Belediye ile uğraşmak öyle zordur ki bunun için ayrı bir danışmanlık ofisleri vardır. Bu ofisler sizin projenizi alıp yönetmeliklere göre yeniden düzenleyerek belediyeden geçecek hale getirirler. Bazı belediyelerimizin ise kafası oldukça karışıktır. Yönetmeliğe uygun bile olsa projeniz varsayımlara dayanarak izin alamayabilirsiniz. Örneğin galeri boşluğuna izin vardır aslında ama sonradan kapatıp, odaya dönüştürebileceğiniz varsayımlarına dayanarak geçmeyebilir proje onaydan. Hangi birini yazmalı… Herşey öyle deli işidir ki! Yönetmelikler öyle anlamsızdır ki! Sizi sadece birbirinin kopyası iğrenç yapılar yapmaya zorlar. Benim anladığım kadarıyla” sıfır kotu” denilen şey de sadece ve sadece arazinin eğiminden en verimsiz şeklide nasıl yararlanırımın genel adıdır. Herşeyi iki kere yapmak zorunda kalırsınız, tonlarca para, emek çöpe gider. Asla verimli olamazsınız. Sistem sizi hep gerçekten de hile yapmaya, iğrenç yapılar yapmaya zorlar.

Kuru inşaat tekniğinde inanılmaz gerideyiz. Kuru inşaat tekniği nedir? Prefabrikasyondur ve prefabrikasyon yeşil, sürdürülebilir yapılar inşaa etmede çok önemli bir rol oynar. Lütfen Türkçe olarak arama motoruna “prefabrik evler” yazın ve daha sonra İngilizce olarak “prefabric houses” yazın, ne demek istediğimi anlayacaksınız. Geçirilen korkunç depremlerden sonra prefabrik evlerde bir patlama yaşandı ülkemizde ama internetten çıkan işlere bir göz atın lütfen, güzel birşeylere takıldı mı gözünüz?

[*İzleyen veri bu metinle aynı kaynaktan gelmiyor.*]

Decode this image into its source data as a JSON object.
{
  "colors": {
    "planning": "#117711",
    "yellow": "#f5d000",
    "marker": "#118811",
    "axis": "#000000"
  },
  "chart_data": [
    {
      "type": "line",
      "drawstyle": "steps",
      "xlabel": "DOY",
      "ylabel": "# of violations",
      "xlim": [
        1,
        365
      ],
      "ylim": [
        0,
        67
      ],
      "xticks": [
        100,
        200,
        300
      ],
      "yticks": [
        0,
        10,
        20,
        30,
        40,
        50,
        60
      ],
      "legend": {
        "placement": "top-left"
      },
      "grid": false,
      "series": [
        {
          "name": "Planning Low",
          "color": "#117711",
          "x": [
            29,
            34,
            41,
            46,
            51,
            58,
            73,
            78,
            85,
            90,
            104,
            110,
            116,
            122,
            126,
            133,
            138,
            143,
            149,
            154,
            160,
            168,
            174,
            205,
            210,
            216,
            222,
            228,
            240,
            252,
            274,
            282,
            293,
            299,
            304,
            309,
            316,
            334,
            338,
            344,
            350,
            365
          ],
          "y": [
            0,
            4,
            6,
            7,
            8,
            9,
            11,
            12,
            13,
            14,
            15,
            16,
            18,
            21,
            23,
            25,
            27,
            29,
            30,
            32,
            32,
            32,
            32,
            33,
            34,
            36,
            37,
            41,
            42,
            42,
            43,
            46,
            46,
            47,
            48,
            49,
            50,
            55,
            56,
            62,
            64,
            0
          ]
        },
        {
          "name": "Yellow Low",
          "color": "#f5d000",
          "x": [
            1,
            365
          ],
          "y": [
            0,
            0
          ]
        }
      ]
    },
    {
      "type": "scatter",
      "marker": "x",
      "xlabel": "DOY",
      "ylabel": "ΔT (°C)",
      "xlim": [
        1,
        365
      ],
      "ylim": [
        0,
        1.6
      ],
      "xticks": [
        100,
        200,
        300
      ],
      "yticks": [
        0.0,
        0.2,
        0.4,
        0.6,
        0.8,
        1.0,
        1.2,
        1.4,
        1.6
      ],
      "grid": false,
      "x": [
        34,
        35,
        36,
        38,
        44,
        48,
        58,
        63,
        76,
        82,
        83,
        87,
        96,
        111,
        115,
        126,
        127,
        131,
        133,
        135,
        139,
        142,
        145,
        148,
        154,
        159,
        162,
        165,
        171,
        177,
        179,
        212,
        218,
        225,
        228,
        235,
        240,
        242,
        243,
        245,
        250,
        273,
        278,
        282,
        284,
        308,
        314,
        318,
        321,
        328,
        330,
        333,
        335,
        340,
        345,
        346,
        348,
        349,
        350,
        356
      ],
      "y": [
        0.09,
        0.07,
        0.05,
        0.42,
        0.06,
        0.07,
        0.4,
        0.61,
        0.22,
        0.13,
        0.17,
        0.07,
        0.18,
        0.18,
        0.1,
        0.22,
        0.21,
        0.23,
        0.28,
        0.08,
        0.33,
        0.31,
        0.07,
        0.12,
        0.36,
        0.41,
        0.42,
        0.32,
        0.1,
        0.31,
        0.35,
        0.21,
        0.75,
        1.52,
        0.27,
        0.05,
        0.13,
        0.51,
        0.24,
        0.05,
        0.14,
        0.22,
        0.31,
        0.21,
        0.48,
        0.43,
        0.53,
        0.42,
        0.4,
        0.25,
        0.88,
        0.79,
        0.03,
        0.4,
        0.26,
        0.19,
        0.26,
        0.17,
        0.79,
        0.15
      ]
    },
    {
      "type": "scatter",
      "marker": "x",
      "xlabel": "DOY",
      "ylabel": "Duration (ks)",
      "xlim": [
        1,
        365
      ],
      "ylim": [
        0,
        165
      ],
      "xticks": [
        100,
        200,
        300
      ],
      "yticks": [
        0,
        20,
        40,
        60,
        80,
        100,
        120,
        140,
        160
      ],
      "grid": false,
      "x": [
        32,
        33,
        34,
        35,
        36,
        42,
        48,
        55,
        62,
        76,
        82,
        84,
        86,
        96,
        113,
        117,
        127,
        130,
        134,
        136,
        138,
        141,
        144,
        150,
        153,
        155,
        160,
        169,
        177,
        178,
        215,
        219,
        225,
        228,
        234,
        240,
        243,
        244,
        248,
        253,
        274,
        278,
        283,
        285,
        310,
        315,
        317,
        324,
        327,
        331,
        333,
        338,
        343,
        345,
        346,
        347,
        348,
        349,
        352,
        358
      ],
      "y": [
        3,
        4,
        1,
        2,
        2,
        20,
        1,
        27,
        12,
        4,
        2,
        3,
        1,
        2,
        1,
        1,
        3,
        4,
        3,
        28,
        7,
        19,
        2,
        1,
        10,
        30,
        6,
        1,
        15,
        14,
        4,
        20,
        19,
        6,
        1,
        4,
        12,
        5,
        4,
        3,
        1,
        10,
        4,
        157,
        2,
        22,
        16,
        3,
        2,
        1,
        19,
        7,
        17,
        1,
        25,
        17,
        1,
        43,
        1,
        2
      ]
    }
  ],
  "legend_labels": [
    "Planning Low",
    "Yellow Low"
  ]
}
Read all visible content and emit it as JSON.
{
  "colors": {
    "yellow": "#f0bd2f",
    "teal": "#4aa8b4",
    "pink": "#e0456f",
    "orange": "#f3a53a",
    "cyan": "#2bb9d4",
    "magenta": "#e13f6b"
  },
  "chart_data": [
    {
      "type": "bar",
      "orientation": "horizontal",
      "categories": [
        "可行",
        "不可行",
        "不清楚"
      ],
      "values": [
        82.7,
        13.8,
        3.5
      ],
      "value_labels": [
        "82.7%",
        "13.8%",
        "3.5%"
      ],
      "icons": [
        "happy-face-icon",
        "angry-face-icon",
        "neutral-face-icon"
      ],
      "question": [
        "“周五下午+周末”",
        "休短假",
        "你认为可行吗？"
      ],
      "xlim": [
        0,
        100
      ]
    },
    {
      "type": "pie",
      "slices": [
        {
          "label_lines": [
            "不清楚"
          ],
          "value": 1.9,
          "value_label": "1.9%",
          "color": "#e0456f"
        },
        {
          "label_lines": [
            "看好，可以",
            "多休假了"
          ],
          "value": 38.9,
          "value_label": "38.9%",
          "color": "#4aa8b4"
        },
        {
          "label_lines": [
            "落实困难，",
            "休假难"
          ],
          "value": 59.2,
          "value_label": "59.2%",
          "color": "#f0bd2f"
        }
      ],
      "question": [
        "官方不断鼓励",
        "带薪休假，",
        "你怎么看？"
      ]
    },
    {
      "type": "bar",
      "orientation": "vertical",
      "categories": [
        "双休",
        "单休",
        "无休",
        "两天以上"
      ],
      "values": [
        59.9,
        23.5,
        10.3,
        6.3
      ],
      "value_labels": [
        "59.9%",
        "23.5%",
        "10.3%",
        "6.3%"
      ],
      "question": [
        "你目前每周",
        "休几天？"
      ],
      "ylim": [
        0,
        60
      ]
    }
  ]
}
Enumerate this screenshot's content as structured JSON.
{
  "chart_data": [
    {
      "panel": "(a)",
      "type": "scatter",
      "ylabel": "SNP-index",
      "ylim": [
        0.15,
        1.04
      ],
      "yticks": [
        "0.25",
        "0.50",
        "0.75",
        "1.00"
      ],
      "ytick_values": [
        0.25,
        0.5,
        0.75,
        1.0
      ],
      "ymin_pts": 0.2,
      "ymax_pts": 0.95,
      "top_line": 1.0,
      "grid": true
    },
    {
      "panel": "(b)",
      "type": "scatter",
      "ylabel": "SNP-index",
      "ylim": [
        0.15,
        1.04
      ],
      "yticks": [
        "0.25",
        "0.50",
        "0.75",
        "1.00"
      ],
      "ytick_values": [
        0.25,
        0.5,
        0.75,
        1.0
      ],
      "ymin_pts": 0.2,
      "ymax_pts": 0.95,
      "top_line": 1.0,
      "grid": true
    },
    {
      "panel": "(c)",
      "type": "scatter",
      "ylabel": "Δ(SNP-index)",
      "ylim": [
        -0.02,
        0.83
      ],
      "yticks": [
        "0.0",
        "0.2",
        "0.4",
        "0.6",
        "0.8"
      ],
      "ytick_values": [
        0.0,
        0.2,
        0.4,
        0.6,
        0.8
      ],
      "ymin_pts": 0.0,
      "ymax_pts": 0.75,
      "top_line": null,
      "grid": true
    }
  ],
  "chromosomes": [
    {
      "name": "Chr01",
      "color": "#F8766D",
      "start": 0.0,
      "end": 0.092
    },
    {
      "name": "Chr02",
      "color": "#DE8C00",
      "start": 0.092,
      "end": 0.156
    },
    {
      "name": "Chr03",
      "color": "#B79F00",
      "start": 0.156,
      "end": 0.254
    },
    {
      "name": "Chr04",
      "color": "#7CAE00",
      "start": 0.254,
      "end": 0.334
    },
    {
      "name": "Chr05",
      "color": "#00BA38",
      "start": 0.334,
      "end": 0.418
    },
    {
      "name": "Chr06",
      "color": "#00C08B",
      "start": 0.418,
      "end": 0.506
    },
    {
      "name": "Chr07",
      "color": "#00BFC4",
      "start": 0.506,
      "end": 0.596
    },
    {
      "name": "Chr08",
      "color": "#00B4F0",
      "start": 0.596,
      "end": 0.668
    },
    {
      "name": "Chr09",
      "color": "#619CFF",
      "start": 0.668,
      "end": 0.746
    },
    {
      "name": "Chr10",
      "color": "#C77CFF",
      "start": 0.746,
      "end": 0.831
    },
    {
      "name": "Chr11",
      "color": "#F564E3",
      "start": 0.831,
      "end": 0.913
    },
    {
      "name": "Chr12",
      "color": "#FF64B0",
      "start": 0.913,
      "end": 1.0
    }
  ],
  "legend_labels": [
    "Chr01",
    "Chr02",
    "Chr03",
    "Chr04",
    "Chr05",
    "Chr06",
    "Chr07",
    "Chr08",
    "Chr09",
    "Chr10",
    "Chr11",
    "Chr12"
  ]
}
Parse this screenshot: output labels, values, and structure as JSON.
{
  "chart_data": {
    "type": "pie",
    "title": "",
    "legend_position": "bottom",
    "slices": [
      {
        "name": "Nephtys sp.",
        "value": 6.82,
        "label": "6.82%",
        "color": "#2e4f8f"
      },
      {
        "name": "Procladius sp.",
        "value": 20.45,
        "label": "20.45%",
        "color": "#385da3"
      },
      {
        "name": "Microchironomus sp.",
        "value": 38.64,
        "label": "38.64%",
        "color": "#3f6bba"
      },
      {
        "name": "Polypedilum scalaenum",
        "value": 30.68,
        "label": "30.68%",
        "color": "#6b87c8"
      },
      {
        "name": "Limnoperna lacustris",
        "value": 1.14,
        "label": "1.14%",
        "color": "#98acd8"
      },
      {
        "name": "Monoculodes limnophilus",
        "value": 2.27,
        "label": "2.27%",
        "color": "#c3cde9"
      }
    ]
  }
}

Prefabrikasyon neden bu kadar önemli;

Prefabrikasyon kısa sürede , enerji-etkin yapılar yapmanızı sağlar. Şantiye atığını çöpünü ciddi manada azaltarak çevre kirliliğini önler. Atılan şeyler de dahil olmak üzere inşaata giren herşeye para ödemektesiniz! Her prefabrikasyon türü, malzemelerin eğrilme, dönme, küflenmelerine neden olabilecek büyük ısı farklılıkları, yağmur, kardan korunaklı kontrollü bir çevrede başlar. Elbette, prefabrik evler etrafa daha az trafik sağlar ve çevreye daha az rahatsızlık verirler.

Amerika örneğin, ahşap prefabrik ev konusunda çok öndedir. Amerikalı firma Marmol Radziner Prefab’ın çıkarttığı işlere göz atmanızı isterim gerçekten. Bence inanılmaz güzel işler çıkartıyorlar!

http://architectureoflife.net/Blog/1265/Kaliforniadan-Prefabrik-Bir-Ev.aspx

Halbuki bizim unuttuğumuz mimari kültürümüzdür ahşap yapılar. Prefabrikasyona öyle müsait bir kültürdür ki bu…

Halbuki biz göçebelikten gelen bir toplumuz… Yurtlar bile bizim ilk prefabrik sürdürülebilir evlerimiz…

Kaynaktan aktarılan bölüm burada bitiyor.